Purpose: This project employed both microarray analysis (MA) and whole genomic sequencing (WGS) in an effort to provide a deeper understanding of the phylogeny of EPs found among Cronobacterspp.
Methods: One hundred thirty-nine Cronobacter strains were analyzed using a previously described pan-genomic DNA microarray which contained 37 EP probe sets representing 13 different EPs. Using the microarray annotations for these genes, gene sequences for three of these EPs, namely, kefA (a potassium efflux system), a resistance/nodulation/division (RND) EP gene, and cmeB (a tranporter) were bioinformatically captured by searching a local database of previously sequenced Cronobactergenomes. Phylogenetic analysis of these sequences was conducted using the Maximum Composite Likelihood method in Genomics CLC and MEGA7.
Results: MA revealed that the prevalence of the 37 efflux pumps followed evolutionary species lines which were previously noted. WGS analysis of sequences for kefA, the RND EP, and cmeB, supported this phylogenetic relationship found by MA.

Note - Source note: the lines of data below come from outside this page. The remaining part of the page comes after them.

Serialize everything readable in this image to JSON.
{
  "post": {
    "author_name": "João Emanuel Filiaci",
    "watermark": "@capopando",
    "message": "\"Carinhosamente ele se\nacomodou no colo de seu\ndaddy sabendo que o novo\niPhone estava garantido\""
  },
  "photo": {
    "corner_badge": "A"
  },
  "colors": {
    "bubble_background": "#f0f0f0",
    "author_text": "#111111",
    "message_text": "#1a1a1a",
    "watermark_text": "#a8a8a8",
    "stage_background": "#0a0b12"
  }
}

Significance: Understanding the genomic landscape of EPs among Cronobacter spp. is essential for future studies designed to identify mechanisms used by Cronobacter spp. to survive and persist under stressful growth conditions. The results reported here demonstrate that Cronobacter species have at least 37 efflux pumps and that all of the species possess species-specific orthologues; that these genes most probably arose from a common hypothetical ancestor; and their identification is critical for reliable prediction of gene function.